What else could she do? The neighbors had been disappearing singly and in pairs for weeks. Her sister’s family had fled two days ago. Meagan remained The Lone Patriot. She put Warren Zevon on the loud speakers aimed at The Coop. She hoped “Roland the Headless Thompson Gunner” would put her in a killing mood, but the PA system went dead. “Damn, the poultry cut the power!”

At sunset Meagan the clucking began—first a series of single clucks, then dozens of clucks, rising to hundreds, then thousands. Megan pulled the Ruger P95L 9mm from the waistband of her lime green Capri pants and shifted the safety lever to the “fire” position. She walked to the cherry wood gun cabinet and reached for the Remington double-barrel. She hesitated. Firepower also cannot stop a dedicated insurgent force. She set down the Ruger and walked back to the window, raised it, and shouted out to the night. “All right! You win.” The clucking ceased.

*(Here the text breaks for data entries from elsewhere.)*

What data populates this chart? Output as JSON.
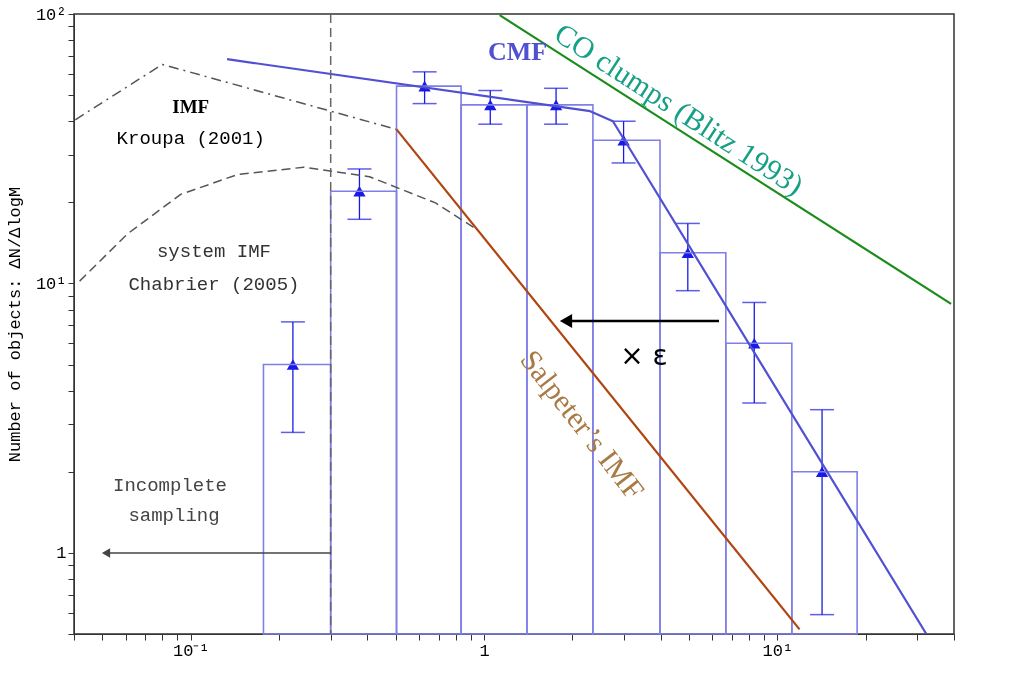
{
  "chart_data": {
    "type": "scatter",
    "ylabel": "Number of objects: ΔN/ΔlogM",
    "xlim": [
      0.04,
      40
    ],
    "ylim": [
      0.5,
      100
    ],
    "log": "xy",
    "grid": false,
    "xticks": [
      {
        "value": 0.04,
        "label": null
      },
      {
        "value": 0.05,
        "label": null
      },
      {
        "value": 0.06,
        "label": null
      },
      {
        "value": 0.07,
        "label": null
      },
      {
        "value": 0.08,
        "label": null
      },
      {
        "value": 0.09,
        "label": null
      },
      {
        "value": 0.1,
        "label": "10⁻¹"
      },
      {
        "value": 0.2,
        "label": null
      },
      {
        "value": 0.3,
        "label": null
      },
      {
        "value": 0.4,
        "label": null
      },
      {
        "value": 0.5,
        "label": null
      },
      {
        "value": 0.6,
        "label": null
      },
      {
        "value": 0.7,
        "label": null
      },
      {
        "value": 0.8,
        "label": null
      },
      {
        "value": 0.9,
        "label": null
      },
      1,
      {
        "value": 2,
        "label": null
      },
      {
        "value": 3,
        "label": null
      },
      {
        "value": 4,
        "label": null
      },
      {
        "value": 5,
        "label": null
      },
      {
        "value": 6,
        "label": null
      },
      {
        "value": 7,
        "label": null
      },
      {
        "value": 8,
        "label": null
      },
      {
        "value": 9,
        "label": null
      },
      {
        "value": 10,
        "label": "10¹"
      },
      {
        "value": 20,
        "label": null
      },
      {
        "value": 30,
        "label": null
      },
      {
        "value": 40,
        "label": null
      }
    ],
    "yticks": [
      {
        "value": 0.5,
        "label": null
      },
      {
        "value": 0.6,
        "label": null
      },
      {
        "value": 0.7,
        "label": null
      },
      {
        "value": 0.8,
        "label": null
      },
      {
        "value": 0.9,
        "label": null
      },
      1,
      {
        "value": 2,
        "label": null
      },
      {
        "value": 3,
        "label": null
      },
      {
        "value": 4,
        "label": null
      },
      {
        "value": 5,
        "label": null
      },
      {
        "value": 6,
        "label": null
      },
      {
        "value": 7,
        "label": null
      },
      {
        "value": 8,
        "label": null
      },
      {
        "value": 9,
        "label": null
      },
      {
        "value": 10,
        "label": "10¹"
      },
      {
        "value": 20,
        "label": null
      },
      {
        "value": 30,
        "label": null
      },
      {
        "value": 40,
        "label": null
      },
      {
        "value": 50,
        "label": null
      },
      {
        "value": 60,
        "label": null
      },
      {
        "value": 70,
        "label": null
      },
      {
        "value": 80,
        "label": null
      },
      {
        "value": 90,
        "label": null
      },
      {
        "value": 100,
        "label": "10²"
      }
    ],
    "series": [
      {
        "type": "scatter",
        "marker": "triangle",
        "color": "#1a1ae6",
        "x": [
          0.223,
          0.376,
          0.627,
          1.05,
          1.76,
          2.99,
          4.95,
          8.34,
          14.2
        ],
        "values": [
          5.0,
          22,
          54,
          46,
          46,
          34,
          13,
          6.0,
          2.0
        ],
        "errors": [
          [
            2.8,
            7.2
          ],
          [
            17.3,
            26.6
          ],
          [
            46.5,
            61
          ],
          [
            39,
            52
          ],
          [
            39,
            53
          ],
          [
            28,
            40
          ],
          [
            9.4,
            16.7
          ],
          [
            3.6,
            8.5
          ],
          [
            0.59,
            3.4
          ]
        ]
      },
      {
        "type": "histogram",
        "color": "#7f7fe6",
        "bins": [
          0.177,
          0.3,
          0.503,
          0.835,
          1.4,
          2.35,
          3.98,
          6.67,
          11.2,
          18.7
        ],
        "values": [
          5.0,
          22,
          54,
          46,
          46,
          34,
          13,
          6.0,
          2.0
        ]
      },
      {
        "type": "line",
        "name": "CMF",
        "color": "#5050d2",
        "line_style": "solid",
        "x": [
          0.133,
          2.3,
          2.75,
          32.2
        ],
        "values": [
          68,
          43.6,
          40,
          0.5
        ]
      },
      {
        "type": "line",
        "name": "IMF\nKroupa (2001)",
        "color": "#555555",
        "line_style": "dashdot",
        "x": [
          0.0404,
          0.08,
          0.503
        ],
        "values": [
          40.5,
          65,
          37.3
        ]
      },
      {
        "type": "line",
        "name": "system IMF\nChabrier (2005)",
        "color": "#555555",
        "line_style": "dashed",
        "x": [
          0.0418,
          0.061,
          0.0924,
          0.145,
          0.243,
          0.407,
          0.683,
          0.95
        ],
        "values": [
          10.2,
          15.3,
          21.4,
          25.4,
          27,
          24.9,
          19.9,
          15.8
        ]
      },
      {
        "type": "line",
        "name": "Salpeter’s IMF",
        "color": "#b0450f",
        "line_style": "solid",
        "x": [
          0.503,
          11.9
        ],
        "values": [
          37.3,
          0.52
        ]
      },
      {
        "type": "line",
        "name": "CO clumps (Blitz 1993)",
        "color": "#1a8c1a",
        "line_style": "solid",
        "x": [
          1.13,
          39.1
        ],
        "values": [
          99,
          8.4
        ]
      }
    ],
    "ref_lines": [
      {
        "axis": "x",
        "value": 0.3,
        "color": "#666666",
        "line_style": "dashed"
      }
    ],
    "annotations": [
      "Incomplete sampling",
      "× ε"
    ]
  }
}
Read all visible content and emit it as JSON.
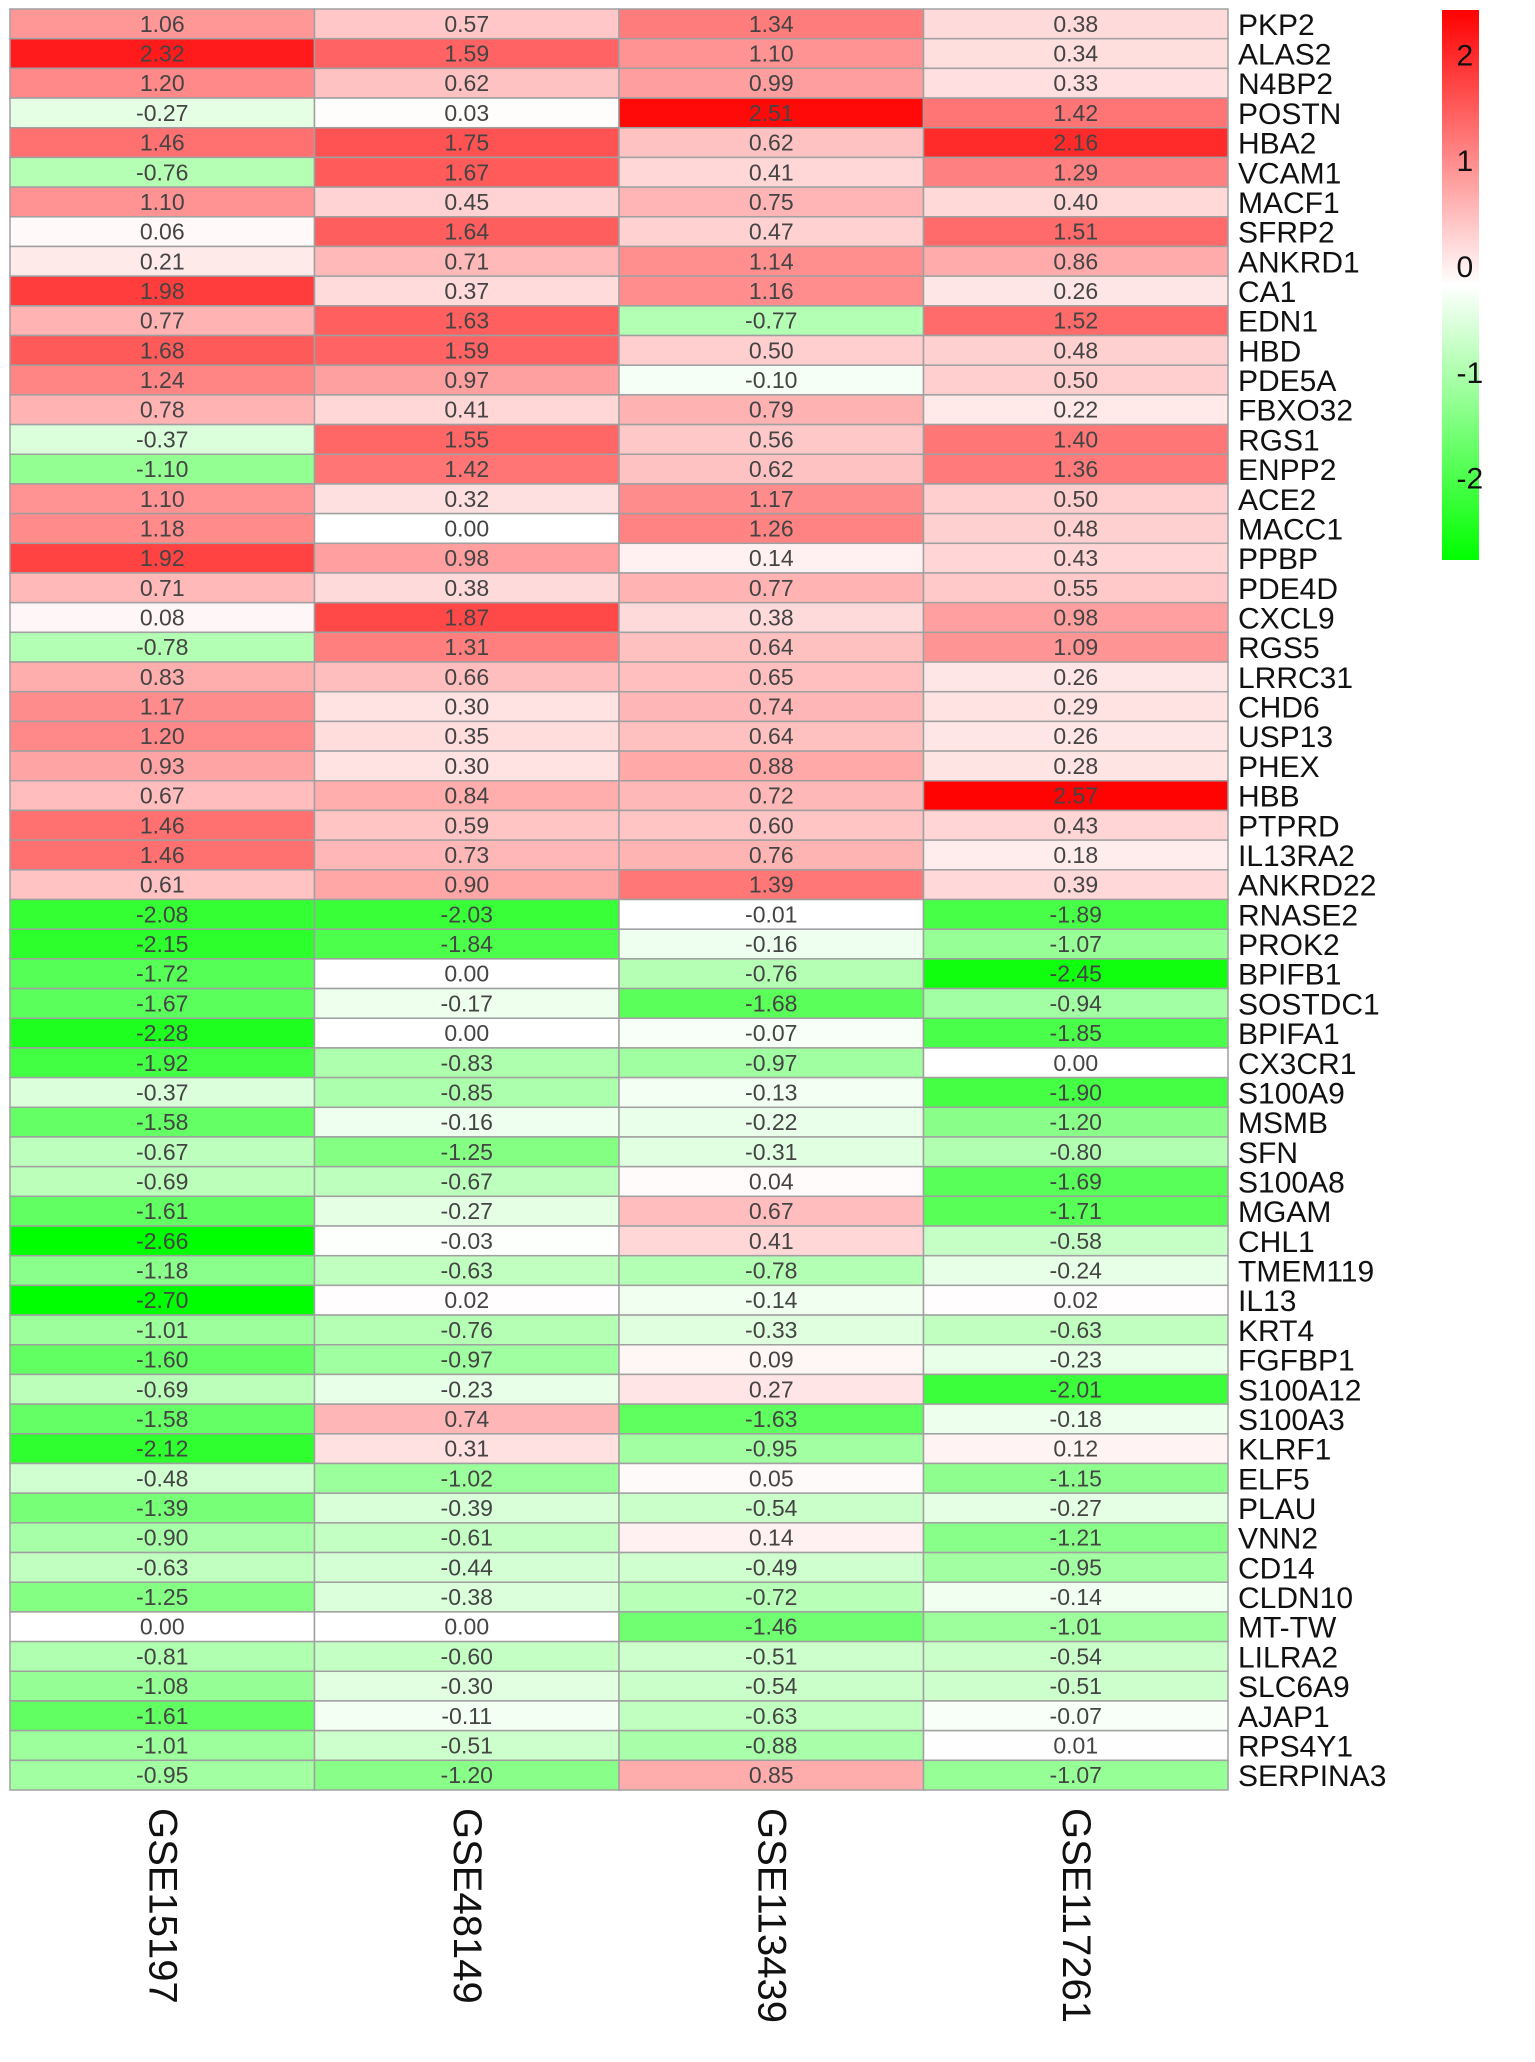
{
  "chart_data": {
    "type": "heatmap",
    "columns": [
      "GSE15197",
      "GSE48149",
      "GSE113439",
      "GSE117261"
    ],
    "rows": [
      "PKP2",
      "ALAS2",
      "N4BP2",
      "POSTN",
      "HBA2",
      "VCAM1",
      "MACF1",
      "SFRP2",
      "ANKRD1",
      "CA1",
      "EDN1",
      "HBD",
      "PDE5A",
      "FBXO32",
      "RGS1",
      "ENPP2",
      "ACE2",
      "MACC1",
      "PPBP",
      "PDE4D",
      "CXCL9",
      "RGS5",
      "LRRC31",
      "CHD6",
      "USP13",
      "PHEX",
      "HBB",
      "PTPRD",
      "IL13RA2",
      "ANKRD22",
      "RNASE2",
      "PROK2",
      "BPIFB1",
      "SOSTDC1",
      "BPIFA1",
      "CX3CR1",
      "S100A9",
      "MSMB",
      "SFN",
      "S100A8",
      "MGAM",
      "CHL1",
      "TMEM119",
      "IL13",
      "KRT4",
      "FGFBP1",
      "S100A12",
      "S100A3",
      "KLRF1",
      "ELF5",
      "PLAU",
      "VNN2",
      "CD14",
      "CLDN10",
      "MT-TW",
      "LILRA2",
      "SLC6A9",
      "AJAP1",
      "RPS4Y1",
      "SERPINA3"
    ],
    "values": [
      [
        "1.06",
        "0.57",
        "1.34",
        "0.38"
      ],
      [
        "2.32",
        "1.59",
        "1.10",
        "0.34"
      ],
      [
        "1.20",
        "0.62",
        "0.99",
        "0.33"
      ],
      [
        "-0.27",
        "0.03",
        "2.51",
        "1.42"
      ],
      [
        "1.46",
        "1.75",
        "0.62",
        "2.16"
      ],
      [
        "-0.76",
        "1.67",
        "0.41",
        "1.29"
      ],
      [
        "1.10",
        "0.45",
        "0.75",
        "0.40"
      ],
      [
        "0.06",
        "1.64",
        "0.47",
        "1.51"
      ],
      [
        "0.21",
        "0.71",
        "1.14",
        "0.86"
      ],
      [
        "1.98",
        "0.37",
        "1.16",
        "0.26"
      ],
      [
        "0.77",
        "1.63",
        "-0.77",
        "1.52"
      ],
      [
        "1.68",
        "1.59",
        "0.50",
        "0.48"
      ],
      [
        "1.24",
        "0.97",
        "-0.10",
        "0.50"
      ],
      [
        "0.78",
        "0.41",
        "0.79",
        "0.22"
      ],
      [
        "-0.37",
        "1.55",
        "0.56",
        "1.40"
      ],
      [
        "-1.10",
        "1.42",
        "0.62",
        "1.36"
      ],
      [
        "1.10",
        "0.32",
        "1.17",
        "0.50"
      ],
      [
        "1.18",
        "0.00",
        "1.26",
        "0.48"
      ],
      [
        "1.92",
        "0.98",
        "0.14",
        "0.43"
      ],
      [
        "0.71",
        "0.38",
        "0.77",
        "0.55"
      ],
      [
        "0.08",
        "1.87",
        "0.38",
        "0.98"
      ],
      [
        "-0.78",
        "1.31",
        "0.64",
        "1.09"
      ],
      [
        "0.83",
        "0.66",
        "0.65",
        "0.26"
      ],
      [
        "1.17",
        "0.30",
        "0.74",
        "0.29"
      ],
      [
        "1.20",
        "0.35",
        "0.64",
        "0.26"
      ],
      [
        "0.93",
        "0.30",
        "0.88",
        "0.28"
      ],
      [
        "0.67",
        "0.84",
        "0.72",
        "2.57"
      ],
      [
        "1.46",
        "0.59",
        "0.60",
        "0.43"
      ],
      [
        "1.46",
        "0.73",
        "0.76",
        "0.18"
      ],
      [
        "0.61",
        "0.90",
        "1.39",
        "0.39"
      ],
      [
        "-2.08",
        "-2.03",
        "-0.01",
        "-1.89"
      ],
      [
        "-2.15",
        "-1.84",
        "-0.16",
        "-1.07"
      ],
      [
        "-1.72",
        "0.00",
        "-0.76",
        "-2.45"
      ],
      [
        "-1.67",
        "-0.17",
        "-1.68",
        "-0.94"
      ],
      [
        "-2.28",
        "0.00",
        "-0.07",
        "-1.85"
      ],
      [
        "-1.92",
        "-0.83",
        "-0.97",
        "0.00"
      ],
      [
        "-0.37",
        "-0.85",
        "-0.13",
        "-1.90"
      ],
      [
        "-1.58",
        "-0.16",
        "-0.22",
        "-1.20"
      ],
      [
        "-0.67",
        "-1.25",
        "-0.31",
        "-0.80"
      ],
      [
        "-0.69",
        "-0.67",
        "0.04",
        "-1.69"
      ],
      [
        "-1.61",
        "-0.27",
        "0.67",
        "-1.71"
      ],
      [
        "-2.66",
        "-0.03",
        "0.41",
        "-0.58"
      ],
      [
        "-1.18",
        "-0.63",
        "-0.78",
        "-0.24"
      ],
      [
        "-2.70",
        "0.02",
        "-0.14",
        "0.02"
      ],
      [
        "-1.01",
        "-0.76",
        "-0.33",
        "-0.63"
      ],
      [
        "-1.60",
        "-0.97",
        "0.09",
        "-0.23"
      ],
      [
        "-0.69",
        "-0.23",
        "0.27",
        "-2.01"
      ],
      [
        "-1.58",
        "0.74",
        "-1.63",
        "-0.18"
      ],
      [
        "-2.12",
        "0.31",
        "-0.95",
        "0.12"
      ],
      [
        "-0.48",
        "-1.02",
        "0.05",
        "-1.15"
      ],
      [
        "-1.39",
        "-0.39",
        "-0.54",
        "-0.27"
      ],
      [
        "-0.90",
        "-0.61",
        "0.14",
        "-1.21"
      ],
      [
        "-0.63",
        "-0.44",
        "-0.49",
        "-0.95"
      ],
      [
        "-1.25",
        "-0.38",
        "-0.72",
        "-0.14"
      ],
      [
        "0.00",
        "0.00",
        "-1.46",
        "-1.01"
      ],
      [
        "-0.81",
        "-0.60",
        "-0.51",
        "-0.54"
      ],
      [
        "-1.08",
        "-0.30",
        "-0.54",
        "-0.51"
      ],
      [
        "-1.61",
        "-0.11",
        "-0.63",
        "-0.07"
      ],
      [
        "-1.01",
        "-0.51",
        "-0.88",
        "0.01"
      ],
      [
        "-0.95",
        "-1.20",
        "0.85",
        "-1.07"
      ]
    ],
    "color_scale": {
      "min": -2.6,
      "max": 2.6,
      "low_color": "#00ff00",
      "mid_color": "#ffffff",
      "high_color": "#ff0000"
    },
    "legend": {
      "position": "top-right",
      "ticks": [
        "2",
        "1",
        "0",
        "-1",
        "-2"
      ],
      "tick_values": [
        2,
        1,
        0,
        -1,
        -2
      ]
    },
    "grid_color": "#a0a0a0"
  }
}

She walked to the refrigerator, flung open the door, and grabbed the last three eggs from her most recent raid of The Coop. She walked to her back door and flung it open. “Here!” She raised the eggs high above her head. “Here are your precious children.” The Flock advanced toward the house. A Bouncing Betty exploded, filling the air with feathers and gizzards. The birds didn’t break rank.

“Here are your precious children!” Meagan repeated. She flung the eggs far into the yard. Before they had splattered against the Rubbermaid tool shed, the chickens opened fire. Meagan’s bullet-ridden body was reduced to chicken feed—the revenge of The Flock.